In this project you will implement the logic for a single-player word game, and then write a four simple AIs that solve the game by determining a good (or the best) play. You are allowed to use list comprehensions, but some problems will require recursion. Please do not use higher-order functions yet. Scavenge is a simple game which proceeds as follows:
The player is dealt a hand of n letters.
The player makes a word using some of the letters. They are removed from the hand.
That word is scored as in Scrabble.
The player then repeats, picking words until either all letters are used or they give up.
Unused letters are not scored.
To solve the game, we will consider four strategies. The first is greedy algorithm that is not guaranteed to find the highest-scoring list of words, but should do well in practice. The second and third are brute-force algorithms: you will compute the powerset of all words, and choose the highest-scoring set. This is still not guaranteed to find the best list, as it does not consider repeated words. The last is a game-tree algorithm, which considers all words as the greedy algorithm does, but instead chooses the word that leads to best overall play rather than the best first move.
Wednesday 9/18 - Project Released.
Tuesday 9/24 - Milestone deadline.
Monday 9/30 (extended to Tuesday)- Project submission deadline.
Wednesday 10/2 (extended to Thursay)- Late submission deadline.
Be sure to push your changes to the repository for each deadline. Late submissions are automatically accepted, but will be assessed a 5% (⅓rd letter grade) penalty.
Scavenge.hs This is the file you will edit. All type aliases are included. The functions are listed
in roughly the suggested implementation order. Problem details are given in the file.
TestCases.hs This file contains useful test cases, including many used in the automated grading tests.
Main.hs This file contains the I/O actions that turn your code into an executable. You do not
need to understand anything in this file.
Coloring.hs Contains ANSI code. Very boring, and you do not need to understand.

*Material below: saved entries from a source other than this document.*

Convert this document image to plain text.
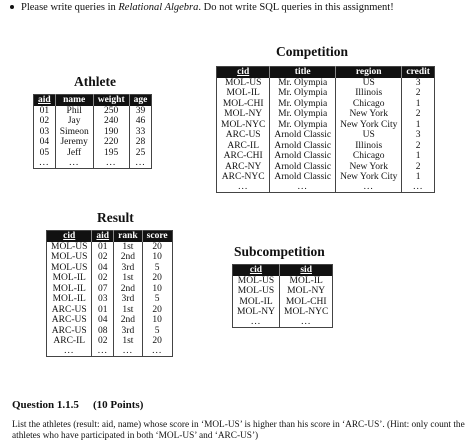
Please write queries in Relational Algebra. Do not write SQL queries in this assignment!
Competition
cid	title	region	credit
MOL-US	Mr. Olympia	US	3
MOL-IL	Mr. Olympia	Illinois	2
MOL-CHI	Mr. Olympia	Chicago	1
MOL-NY	Mr. Olympia	New York	2
MOL-NYC	Mr. Olympia	New York City	1
ARC-US	Arnold Classic	US	3
ARC-IL	Arnold Classic	Illinois	2
ARC-CHI	Arnold Classic	Chicago	1
ARC-NY	Arnold Classic	New York	2
ARC-NYC	Arnold Classic	New York City	1
...	...	...	...
Athlete
aid	name	weight	age
01	Phil	250	39
02	Jay	240	46
03	Simeon	190	33
04	Jeremy	220	28
05	Jeff	195	25
...	...	...	...
Result
cid	aid	rank	score
MOL-US	01	1st	20
MOL-US	02	2nd	10
MOL-US	04	3rd	5
MOL-IL	02	1st	20
MOL-IL	07	2nd	10
MOL-IL	03	3rd	5
ARC-US	01	1st	20
ARC-US	04	2nd	10
ARC-US	08	3rd	5
ARC-IL	02	1st	20
...	...	...	...
Subcompetition
cid	sid
MOL-US	MOL-IL
MOL-US	MOL-NY
MOL-IL	MOL-CHI
MOL-NY	MOL-NYC
...	...
Question 1.1.5 (10 Points)
List the athletes (result: aid, name) whose score in ‘MOL-US’ is higher than his score in ‘ARC-US’. (Hint: only count the athletes who have participated in both ‘MOL-US’ and ‘ARC-US’)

Dictionary.hs Contains the small dictionaries we use to determine valid words.
words.txt Contains the large (86k words) dictionary. Trinity ID (i.e. sfogarty).
README.md This file contains a brief project description, as well as spots for your name and ID.
Makefile The makefile supports make and make clean. The executable is output to scavenge.
Be certain make runs before you submit!
The executable scavenge can be built using make. The executable and compiled source files can be removed using make clean. By default scavenge will play the game in interactive mode, but it supports the following flags (see -h).
-h or --help Prints a help message and exits.
--test Runs unit tests on your code.
You must complete all milestone tests before the remaining tests will run.
--handSize=n Set hand size to n. Default 10.
-q or --quiet Only print error messages on tests, or minimal output when solving.
-d[n] or --dict[=n] Uses smaller dictionaries for faster execution.
Values range from 0 (default, 86k words) to 4 (10 words).
-s str or --solve=str Solve the game, instead of playing interactively. str must be greedy, nBrute, sBrute, or best.
For the milestone, you must implement the basic mechanics of Scavenge. You are given the following type aliases to differentiate all the strings you will be handling.
type Hand = [Char]
type Dictionary = [String]
type Move = String
type Play = [Move]
We break the mechanics of the game into the following areas:
Scoring a move (a single string) or a play (a list of moves).
Making a move. This involves updating a hand by removing all the letters of a move from the hand.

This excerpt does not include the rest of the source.